There will be many Hubs within Cosmos network the first Hub to launch was the Cosmos Hub whose native staking token is called ATOM. ATOM tokens are specific to just the Cosmos Hub which is one hub of many, each with their own token. Transaction fees for the Cosmos Hub will be payable in multiple tokens so not just ATOMs whereas other Hubs such as IRIS has made it so that all transaction fees are paid in IRIS for transactions on its hub.
As mentioned, the Cosmos Hub is one of many hubs in the network and currently has a staking ratio of around 70% with its token ATOM having a market cap of just over $800 million. IRISnet was the second Hub to launch which currently has around 28% bonded with its token IRIS which has a market cap of just under $17 million. The Third Hub about to be launched later this month has its token SENT which has a market cap of around $3.4 million. As you can see the security of these 3 hubs differ wildly and as more and more hubs and then zones are brought online there is going to need to be a lot of tokens / incentivisation for validators.
Ethermint
Standard Cosmos zones / hubs don’t have smart contract functionality and so to enable this, as the Application layer is abstracted from the consensus layer via ABCI API described earlier, it allows Cosmos to port the code over from other blockchains such as Ethereum and use it with the Tendermint Consensus to provide access to the Ethereum Virtual Machine. This is what is called Ethermint.
This allows developers to connect their zones to specialised zones such as Ethermint to build and run smart contracts based on Solidity, whilst benefiting from the faster performance of the tendermint Conensus over the existing POW implementation currently. Whereas a normal Go Ethereum process runs at ~12.5 transactions per second (TPS), Ethermint caps out at 200 TPS. This is a comparison against existing Ethereum speeds, whilst obviously Ethereum are working on their own scaling solutions with Ethereum 2.0 which will likely be ready around the same time. Existing tools / dapps used on ethereum should easily be able to be ported over to Ethermint by the developer if required.
In addition to vertical scaling (with the increase in tps by using Tendermint consensus), it can also have multiple parallel chains running the same application and operated by a common validator set. So if 1 Ethermint zone caps out at 200 TPS then 4 Ethermint zones running in parallel would theoretically cap out at 800 TPS for example.
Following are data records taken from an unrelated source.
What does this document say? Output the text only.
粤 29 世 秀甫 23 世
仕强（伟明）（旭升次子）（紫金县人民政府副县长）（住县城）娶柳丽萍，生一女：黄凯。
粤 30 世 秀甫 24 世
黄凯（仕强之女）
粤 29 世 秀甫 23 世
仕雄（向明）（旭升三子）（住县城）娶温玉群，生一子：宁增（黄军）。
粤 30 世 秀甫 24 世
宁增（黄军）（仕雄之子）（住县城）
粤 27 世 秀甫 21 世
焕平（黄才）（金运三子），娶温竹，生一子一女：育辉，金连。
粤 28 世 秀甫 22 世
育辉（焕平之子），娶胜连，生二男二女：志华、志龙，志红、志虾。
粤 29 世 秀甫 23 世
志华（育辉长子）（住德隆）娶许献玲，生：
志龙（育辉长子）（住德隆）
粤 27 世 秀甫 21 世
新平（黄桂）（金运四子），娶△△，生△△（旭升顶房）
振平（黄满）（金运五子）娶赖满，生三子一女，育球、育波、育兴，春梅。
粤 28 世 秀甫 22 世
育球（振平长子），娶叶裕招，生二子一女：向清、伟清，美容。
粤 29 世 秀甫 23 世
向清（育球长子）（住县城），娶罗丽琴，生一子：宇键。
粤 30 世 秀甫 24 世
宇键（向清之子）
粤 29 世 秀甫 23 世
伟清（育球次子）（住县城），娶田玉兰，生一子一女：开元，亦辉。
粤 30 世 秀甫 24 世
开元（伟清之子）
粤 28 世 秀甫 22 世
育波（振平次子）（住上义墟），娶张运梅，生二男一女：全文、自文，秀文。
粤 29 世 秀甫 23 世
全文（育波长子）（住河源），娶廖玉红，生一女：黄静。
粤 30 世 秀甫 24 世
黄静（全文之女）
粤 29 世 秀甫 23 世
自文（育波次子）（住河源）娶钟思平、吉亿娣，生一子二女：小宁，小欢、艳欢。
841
https://preview.redd.it/e2pghr9smba31.png?width=554&format=png&auto=webp&s=a6e472a6e4a0f3845b03c36caef8b42d77125e46
There is a huge number of developers / apps currently built on Ethereum, should a developer choose to migrate their DAPP over to Ethermint they would lose native compatibility with those on Ethereum (except through Peg Zone), but would gain compatibility with those running on Ethermint and others in the cosmos ecosystem.
You can find out more about Ethermint here and here

IBC

IBC stands for inter-blockchain communication protocol and is an end-to-end, connection-oriented, stateful protocol for reliable, ordered, authenticated communication between modules on separate distributed ledgers. Ledgers hosting IBC must provide a certain set of functions for consensus transcript verification and cryptographic commitment proof generation, and IBC packet relayers (off-chain processes) are expected to have access to network protocols and physical datalinks as required to read the state of one ledger and submit data to another.
In the IBC architecture, modules are not directly sending messages to each other over networking infrastructure, but rather creating messages to be sent which are then physically relayed via “Relayers”. “Relayers” run off-chain and continuously scan the state of each ledger via a light client connected to each of the 2 chains and can also execute transactions on another ledger when outgoing datagrams have been committed. For correct operation and progress in a connection between two ledgers, IBC requires only that at least one correct and live relayer process exists which can relay between the ledgers. Relays will need to be incentivised to perform this task (the method to which hasn’t been established as of this writing)
The relay process must have access to accounts on both chains with sufficient balance to pay for transaction fees. Relayers may employ application-level methods to recoup these fees, such by including a small payment to themselves in the packet data. More information on Relayers can be found here

https://preview.redd.it/qr4k6cxtmba31.png?width=1100&format=png&auto=webp&s=d79871767ced4bcb0b2632cc137c118f70c3863a
A high-level overview of the process is that Zone 1 commits an outbound message on its blockchan about sending say 1 x Token A to Hub1 and puts 1 x Token A in escrow. Consensus is reached in Zone 1, and then it’s passed to the IBC module to create a packet which contains the reference to the committed block, source and destination channel/ connection and timeout details and is added to Zone 1’s outbound queue as proof.
All relayers (who run off-chain) are continuously monitoring the state of Zone 1 via the Zone 1 light client. A Relayer such as Relayer 1 is chosen and submits a proof to Hub1 that Zone 1.
Hub 1 then sends a receipt as proof that it has received the message from Zone 1, relayer1 sends it to Zone 1. Zone 1 then removes it from its outbound queue and sends proof via another receipt to Hub1. Hub1 verifies the proof and mints the token.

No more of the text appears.